Today, I want to focus on you being that someone—yes, YOU! You can be a visitation from God to someone else—a ray of hope, a little slice of heaven, the hand of Jesus touching someone. Consider this Scripture:
“Pure & undefiled religion in the sight of our God & Father is this: to visit orphans & widows in their distress, keeping oneself unstained by the world.”—James 1:27
One of my former doctoral students, Dr. Deena Van’t Hull, and her husband operate an orphanage in China. She wrote her dissertation on how children’s lives are changed through such ministry as James writes about. God showed her the deeper meaning of this verse: “As Christ the Hope of Glory resides in the believer, this action [visiting] becomes not only a representation, but a release, as Jesus in the believer meets the orphan [or widow or sick or other person in need] face-to-face. This becomes a power-packed visitation releasing supernatural effects.”
She went on to explain and to demonstrate from her ministry to orphans that “visit” does not mean just to care for.
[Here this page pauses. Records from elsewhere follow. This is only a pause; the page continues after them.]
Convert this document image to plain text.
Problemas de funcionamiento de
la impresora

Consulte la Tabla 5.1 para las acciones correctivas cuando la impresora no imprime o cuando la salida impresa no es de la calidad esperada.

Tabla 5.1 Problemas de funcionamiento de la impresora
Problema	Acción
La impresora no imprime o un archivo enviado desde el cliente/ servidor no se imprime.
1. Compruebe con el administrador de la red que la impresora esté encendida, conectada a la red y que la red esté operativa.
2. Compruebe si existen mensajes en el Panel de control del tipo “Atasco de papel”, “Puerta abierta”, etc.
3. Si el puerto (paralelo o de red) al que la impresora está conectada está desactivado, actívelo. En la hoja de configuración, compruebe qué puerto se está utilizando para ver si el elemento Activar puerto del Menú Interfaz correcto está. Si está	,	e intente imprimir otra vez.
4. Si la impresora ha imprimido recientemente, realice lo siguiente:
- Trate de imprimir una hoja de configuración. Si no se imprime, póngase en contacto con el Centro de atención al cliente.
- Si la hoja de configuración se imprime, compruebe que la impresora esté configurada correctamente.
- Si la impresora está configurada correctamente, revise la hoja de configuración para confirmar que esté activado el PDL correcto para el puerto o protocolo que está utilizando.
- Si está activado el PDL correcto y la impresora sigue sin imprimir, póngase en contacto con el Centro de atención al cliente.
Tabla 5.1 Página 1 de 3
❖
God does not merely care for us when He visits us—He does something remarkable, out of the ordinary, supernatural, a movement of the Holy Spirit.
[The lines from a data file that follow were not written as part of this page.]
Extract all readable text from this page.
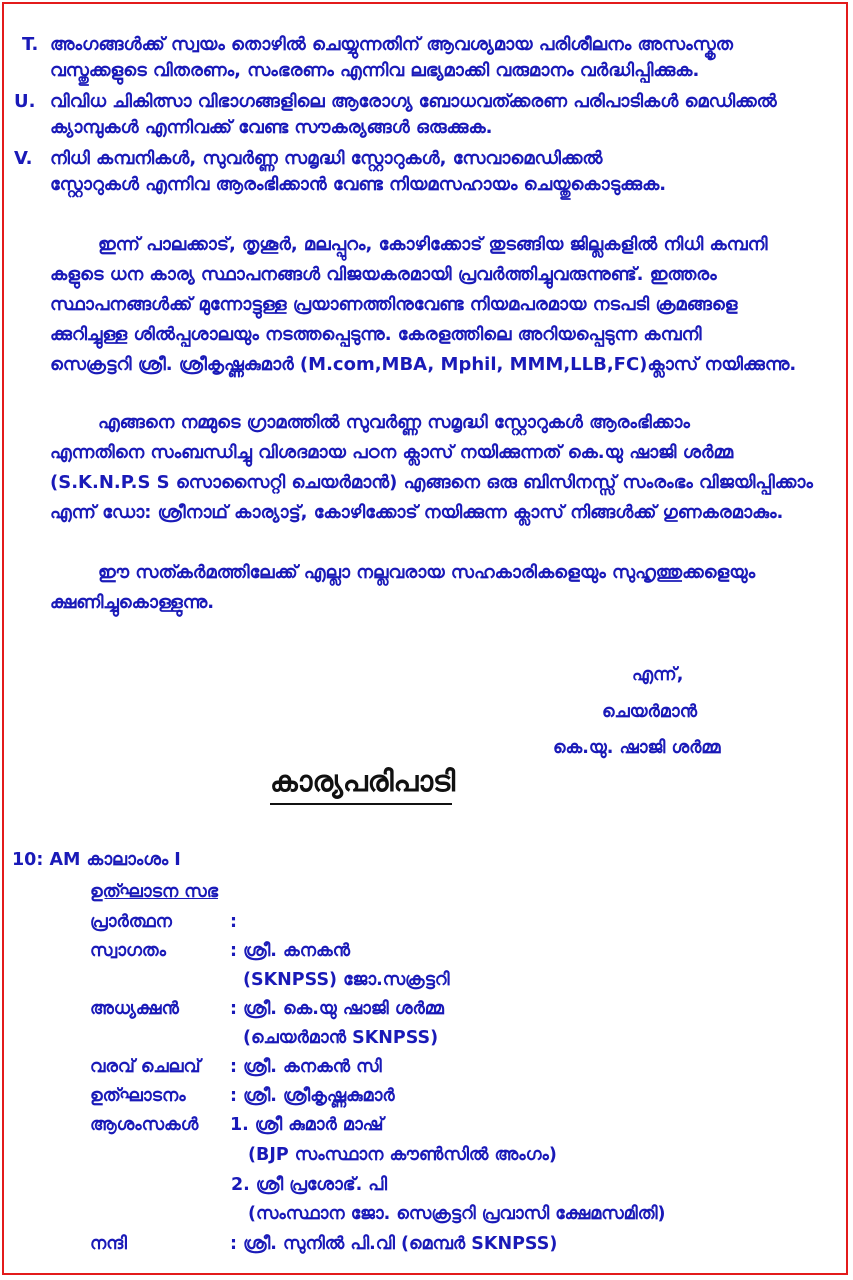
T. അംഗങ്ങൾക്ക് സ്വയം തൊഴിൽ ചെയ്യുന്നതിന് ആവശ്യമായ പരിശീലനം അസംസ്കൃത
വസ്തുക്കളുടെ വിതരണം, സംഭരണം എന്നിവ ലഭ്യമാക്കി വരുമാനം വർദ്ധിപ്പിക്കുക.
U. വിവിധ ചികിത്സാ വിഭാഗങ്ങളിലെ ആരോഗ്യ ബോധവത്ക്കരണ പരിപാടികൾ മെഡിക്കൽ
ക്യാമ്പുകൾ എന്നിവക്ക് വേണ്ട സൗകര്യങ്ങൾ ഒരുക്കുക.
V. നിധി കമ്പനികൾ, സുവർണ്ണ സമൃദ്ധി സ്റ്റോറുകൾ, സേവാമെഡിക്കൽ
സ്റ്റോറുകൾ എന്നിവ ആരംഭിക്കാൻ വേണ്ട നിയമസഹായം ചെയ്തുകൊടുക്കുക.
ഇന്ന് പാലക്കാട്, തൃശൂർ, മലപ്പുറം, കോഴിക്കോട് തുടങ്ങിയ ജില്ലകളിൽ നിധി കമ്പനി
കളുടെ ധന കാര്യ സ്ഥാപനങ്ങൾ വിജയകരമായി പ്രവർത്തിച്ചുവരുന്നുണ്ട്. ഇത്തരം
സ്ഥാപനങ്ങൾക്ക് മുന്നോട്ടുള്ള പ്രയാണത്തിനുവേണ്ട നിയമപരമായ നടപടി ക്രമങ്ങളെ
ക്കുറിച്ചുള്ള ശിൽപ്പശാലയും നടത്തപ്പെടുന്നു. കേരളത്തിലെ അറിയപ്പെടുന്ന കമ്പനി
സെക്രട്ടറി ശ്രീ. ശ്രീകൃഷ്ണകുമാർ (M.com,MBA, Mphil, MMM,LLB,FC)ക്ലാസ് നയിക്കുന്നു.
എങ്ങനെ നമ്മുടെ ഗ്രാമത്തിൽ സുവർണ്ണ സമൃദ്ധി സ്റ്റോറുകൾ ആരംഭിക്കാം
എന്നതിനെ സംബന്ധിച്ചു വിശദമായ പഠന ക്ലാസ് നയിക്കുന്നത് കെ.യു ഷാജി ശർമ്മ
(S.K.N.P.S S സൊസൈറ്റി ചെയർമാൻ) എങ്ങനെ ഒരു ബിസിനസ്സ് സംരംഭം വിജയിപ്പിക്കാം
എന്ന് ഡോ: ശ്രീനാഥ് കാര്യാട്ട്, കോഴിക്കോട് നയിക്കുന്ന ക്ലാസ് നിങ്ങൾക്ക് ഗുണകരമാകും.
ഈ സത്കർമത്തിലേക്ക് എല്ലാ നല്ലവരായ സഹകാരികളെയും സുഹൃത്തുക്കളെയും
ക്ഷണിച്ചുകൊള്ളുന്നു.
എന്ന്,
ചെയർമാൻ
കെ.യു. ഷാജി ശർമ്മ
കാര്യപരിപാടി
10: AM കാലാംശം I
ഉത്ഘാടന സഭ
പ്രാർത്ഥന	:
സ്വാഗതം	: ശ്രീ. കനകൻ
(SKNPSS) ജോ.സക്രട്ടറി
അധ്യക്ഷൻ	: ശ്രീ. കെ.യു ഷാജി ശർമ്മ
(ചെയർമാൻ SKNPSS)
വരവ് ചെലവ് : ശ്രീ. കനകൻ സി
ഉത്ഘാടനം	: ശ്രീ. ശ്രീകൃഷ്ണകുമാർ
ആശംസകൾ 1. ശ്രീ കുമാർ മാഷ്
(BJP സംസ്ഥാന കൗൺസിൽ അംഗം)
2. ശ്രീ പ്രശോഭ്. പി
(സംസ്ഥാന ജോ. സെക്രട്ടറി പ്രവാസി ക്ഷേമസമിതി)
നന്ദി	: ശ്രീ. സുനിൽ പി.വി (മെമ്പർ SKNPSS)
When we visit someone—whether an orphan, a widow, an elderly person, a mentally or physically-handicapped person—we are doing something very special.
I have experienced that many times in my life. I will share just one. My Aunt Ruby Wind, my Dad’s sister, was a widow and had no children, living in a nursing home. I lived hundreds of miles away, but every time I went to visit my father, I also tried to visit Aunt Ruby. Her she was almost blind and deaf, and her mind was not clear, so she did not always remember me at first. But as we talked, she remembered, “Oh, yes, you are John’s boy, the preacher.” She would smile and say, “What happened to your red hair?” She had a dry humor about her. She would ask me to read a poem or a Scripture, and then ask me to sing. We would sing an old hymn together. The nurse told me she would always light up when I would come to visit.
I would light up too, because it gave me joy to bring just a little joy into her life. The 17th century monk Nicholas Herman, known as Brother Lawrence, who wrote the little book Practicing the Presence of God, said this, “We ought not to be weary of doing the little things for the love of God, who doesn’t really think about the greatness of what we do, but the love with which it is performed.”
God’s presence is there In a special way in the little things. You can be a special visitation from God to someone else. Ask God whose life you can light up with your presence—Jesus in you—God’s presence.